If any dispute arising in connection with the performance of this Agreement shall not be amicably resolved, such dispute shall be solely and finally settled as follows:

These Terms shall be interpreted according to the laws of the State of Israel without regard to or application of conflict-of-law rules or principles. Any dispute relating to or arising from these Terms shall be settled in the sole jurisdiction of the applicable courts of Tel Aviv, Israel.

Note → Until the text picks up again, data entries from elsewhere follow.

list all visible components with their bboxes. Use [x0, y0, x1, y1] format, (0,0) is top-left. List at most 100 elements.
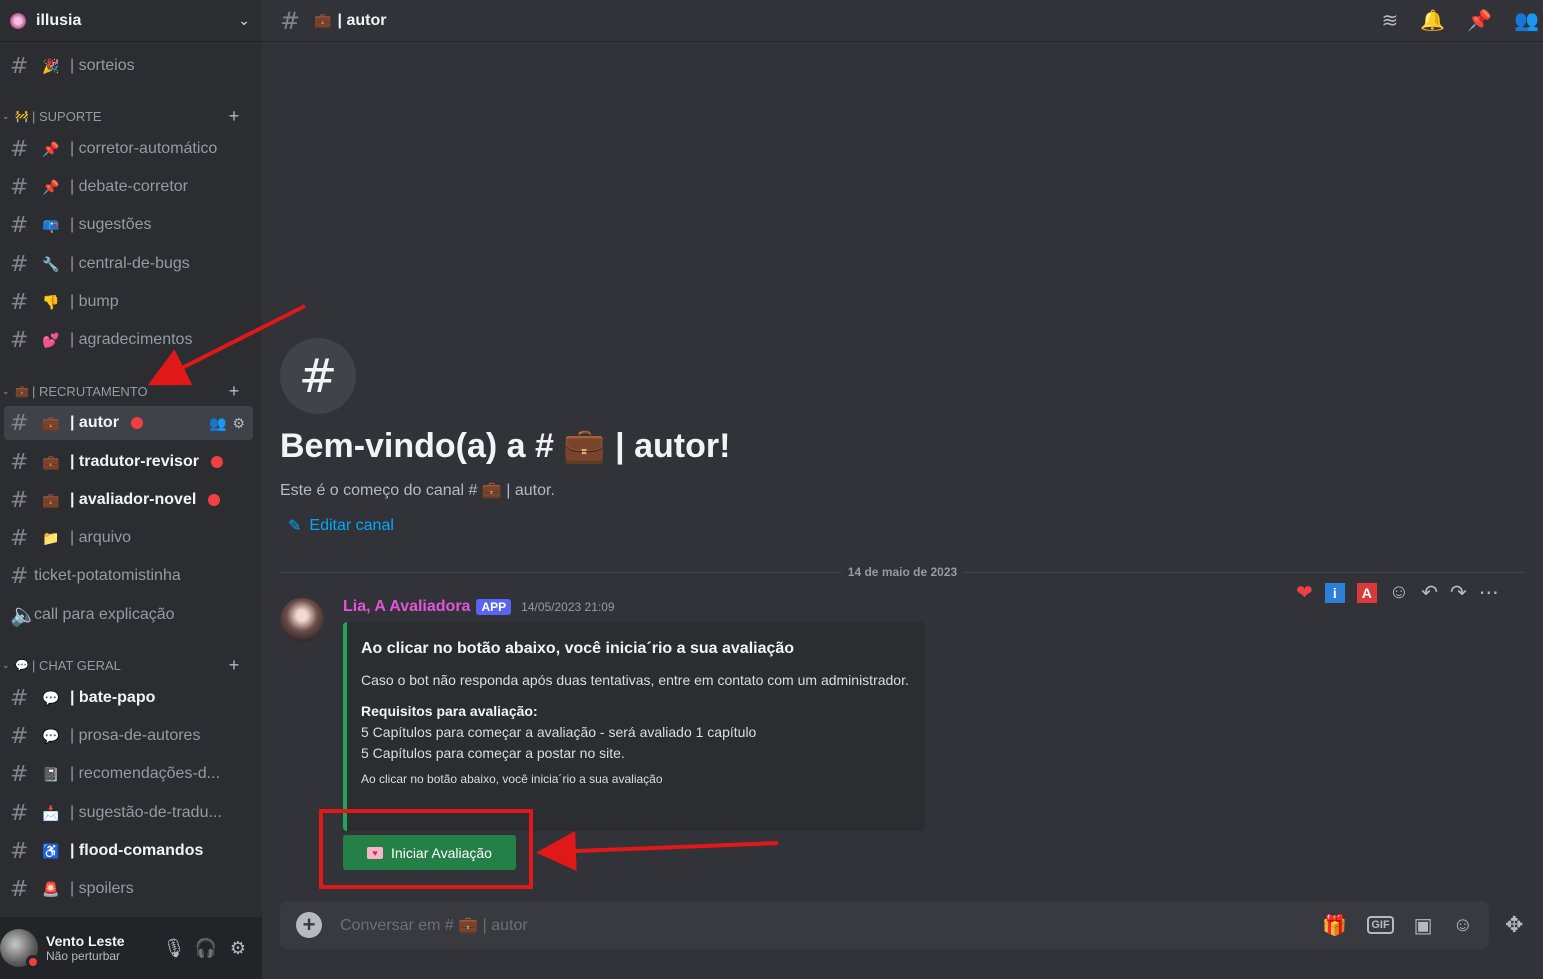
chevron-down-icon[interactable]: ⌄: [238, 12, 250, 29]
avatar[interactable]: [0, 929, 40, 969]
threads-icon[interactable]: ≋: [1382, 8, 1399, 33]
hash-icon: #: [10, 53, 29, 79]
invite-icon[interactable]: 👥: [209, 415, 226, 432]
channel-avaliador-novel[interactable]: # 💼 | avaliador-novel: [4, 483, 253, 517]
category-emoji: 💬: [15, 659, 29, 672]
edit-channel-link[interactable]: ✎ Editar canal: [288, 516, 394, 536]
pin-icon[interactable]: 📌: [1467, 8, 1492, 33]
channel-central-de-bugs[interactable]: # 🔧 | central-de-bugs: [4, 247, 253, 281]
hash-icon: #: [280, 6, 301, 35]
channel-emoji: 💼: [42, 453, 60, 470]
channel-label: | central-de-bugs: [70, 255, 190, 272]
channel-emoji: 📌: [42, 140, 60, 157]
channel-label: | arquivo: [70, 529, 132, 546]
discord-app: illusia ⌄ # 🎉 | sorteios ⌄ 🚧 | SUPORTE +…: [0, 0, 1543, 979]
channel-debate-corretor[interactable]: # 📌 | debate-corretor: [4, 170, 253, 204]
channel-emoji: 💼: [314, 12, 332, 28]
gear-icon[interactable]: ⚙: [232, 415, 245, 432]
message-input[interactable]: Conversar em # 💼 | autor: [340, 915, 1322, 935]
unread-dot: [130, 417, 143, 429]
embed-footer: Ao clicar no botão abaixo, você inicia´r…: [361, 772, 663, 786]
add-channel-icon[interactable]: +: [220, 106, 248, 127]
channel-call-para-explicacao[interactable]: 🔈 call para explicação: [4, 598, 253, 632]
add-reaction-icon[interactable]: ☺: [1389, 581, 1409, 604]
pencil-icon: ✎: [288, 518, 302, 535]
category-chat-geral[interactable]: ⌄ 💬 | CHAT GERAL +: [0, 655, 262, 675]
a-reaction-icon[interactable]: A: [1356, 582, 1377, 603]
add-attachment-button[interactable]: +: [296, 912, 322, 938]
hash-icon: #: [10, 251, 29, 277]
gear-icon[interactable]: ⚙: [222, 938, 254, 959]
category-emoji: 💼: [15, 385, 29, 398]
channel-recomendacoes[interactable]: # 📓 | recomendações-d...: [4, 757, 253, 791]
channel-ticket-potatomistinha[interactable]: # ticket-potatomistinha: [4, 559, 253, 593]
channel-bump[interactable]: # 👎 | bump: [4, 285, 253, 319]
message-actions: ❤ i A ☺ ↶ ↷ ⋯: [1296, 580, 1499, 605]
channel-emoji: 📓: [42, 765, 60, 782]
channel-flood-comandos[interactable]: # ♿ | flood-comandos: [4, 834, 253, 868]
forward-icon[interactable]: ↷: [1450, 580, 1467, 605]
channel-label: | bate-papo: [70, 689, 156, 706]
user-info[interactable]: Vento Leste Não perturbar: [46, 933, 158, 963]
channel-sugestao-de-traducao[interactable]: # 📩 | sugestão-de-tradu...: [4, 796, 253, 830]
divider-line: [963, 571, 1525, 573]
apps-icon[interactable]: ✥: [1505, 912, 1523, 938]
header-toolbar: ≋ 🔔 📌 👥: [1382, 8, 1543, 33]
message-avatar[interactable]: [280, 598, 324, 642]
channel-spoilers[interactable]: # 🚨 | spoilers: [4, 872, 253, 906]
channel-sorteios[interactable]: # 🎉 | sorteios: [4, 49, 253, 83]
highlight-box: [319, 809, 533, 889]
microphone-icon[interactable]: 🎙: [158, 938, 190, 959]
category-recrutamento[interactable]: ⌄ 💼 | RECRUTAMENTO +: [0, 381, 262, 401]
channel-label: | sorteios: [70, 57, 135, 74]
embed-title: Ao clicar no botão abaixo, você inicia´r…: [361, 640, 795, 657]
add-channel-icon[interactable]: +: [220, 381, 248, 402]
bell-icon[interactable]: 🔔: [1420, 8, 1445, 33]
channel-emoji: 💬: [42, 727, 60, 744]
hash-icon: #: [10, 563, 29, 589]
heart-reaction-icon[interactable]: ❤: [1296, 580, 1313, 605]
channel-agradecimentos[interactable]: # 💕 | agradecimentos: [4, 323, 253, 357]
welcome-subtitle: Este é o começo do canal # 💼 | autor.: [280, 482, 555, 499]
gif-button[interactable]: GIF: [1367, 916, 1394, 934]
add-channel-icon[interactable]: +: [220, 655, 248, 676]
message-author[interactable]: Lia, A Avaliadora: [343, 598, 470, 616]
more-icon[interactable]: ⋯: [1479, 580, 1499, 605]
channel-emoji: 🔧: [42, 255, 60, 272]
channel-sugestoes[interactable]: # 📪 | sugestões: [4, 208, 253, 242]
hash-icon: #: [10, 487, 29, 513]
channel-emoji: 💼: [42, 491, 60, 508]
headphones-icon[interactable]: 🎧: [190, 938, 222, 959]
channel-emoji: 👎: [42, 293, 60, 310]
composer-tools: 🎁 GIF ▣ ☺: [1322, 913, 1473, 938]
channel-bate-papo[interactable]: # 💬 | bate-papo: [4, 681, 253, 715]
channel-tradutor-revisor[interactable]: # 💼 | tradutor-revisor: [4, 445, 253, 479]
category-suporte[interactable]: ⌄ 🚧 | SUPORTE +: [0, 106, 262, 126]
channel-label: | spoilers: [70, 880, 134, 897]
reply-icon[interactable]: ↶: [1421, 580, 1438, 605]
channel-arquivo[interactable]: # 📁 | arquivo: [4, 521, 253, 555]
app-badge: APP: [476, 599, 512, 615]
channel-emoji: 💼: [42, 414, 60, 431]
channel-emoji: 💬: [42, 689, 60, 706]
hash-icon: #: [10, 174, 29, 200]
channel-autor[interactable]: # 💼 | autor 👥 ⚙: [4, 406, 253, 440]
speaker-icon: 🔈: [10, 602, 38, 628]
channel-title: | autor: [337, 11, 387, 29]
channel-emoji: 💕: [42, 331, 60, 348]
channel-corretor-automatico[interactable]: # 📌 | corretor-automático: [4, 132, 253, 166]
emoji-icon[interactable]: ☺: [1453, 914, 1473, 937]
server-header[interactable]: illusia ⌄: [0, 0, 262, 42]
sticker-icon[interactable]: ▣: [1414, 913, 1433, 938]
info-reaction-icon[interactable]: i: [1324, 582, 1345, 603]
chevron-icon: ⌄: [2, 110, 10, 121]
channel-label: | sugestão-de-tradu...: [70, 804, 222, 821]
channel-prosa-de-autores[interactable]: # 💬 | prosa-de-autores: [4, 719, 253, 753]
gift-icon[interactable]: 🎁: [1322, 913, 1347, 938]
unread-dot: [210, 456, 223, 468]
hash-icon: #: [10, 212, 29, 238]
members-icon[interactable]: 👥: [1514, 8, 1539, 33]
message-header: Lia, A Avaliadora APP 14/05/2023 21:09: [343, 598, 615, 616]
message-timestamp: 14/05/2023 21:09: [521, 600, 615, 614]
user-name: Vento Leste: [46, 933, 125, 949]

Both parties must send all notices relating to this Agreement in writing via overnight mail or facsimile: (a) to Zoomd: Akerstein A Building, 9 Hamenofim St., Hertzelyia Pituah, Israel, telephone +972.7222.00555, facsimile: +972.7222.00550, e-mail: contactus@Zoomd.com and, (b) for Client, at the address or facsimile number listed on Your Account. Notices shall be effective upon a facsimile confirmation, the notified party’s actual receipt (or refusal to accept to receipt, if applicable), or five (5) days after the date of mailing. (f) You acknowledge and accept that this Agreement, as may be amended from time to time, will govern Your participation in any and all services which may be provided to You by Zoomd. Unless expressly agreed otherwise in writing, the terms and conditions set forth herein shall automatically apply without any additional acknowledgment or acceptance procedures by You to all services provided to You by Zoomd, including without limitation all future insertion orders or other service agreements entered between you and Zoomd in connection with additional campaigns and/or modifications to existing campaigns, including rate updates and payment terms modifications, on any media types in any and all jurisdictions.

THIS IS A LEGAL AGREEMENT BETWEEN YOU AND ZOOMD. BY SIGNING UP TO THE PLATFORM YOU AGREE TO HAVE AN UNDERSTANDING OF THESE TERMS AND CONDITIONS SET FORTH HEREIN. YOU CAN NOT PARTICIPATE IN THE PLATFORM UNLESS YOU HAVE ACCEPTED EACH AND EVERY TERM HEREOF.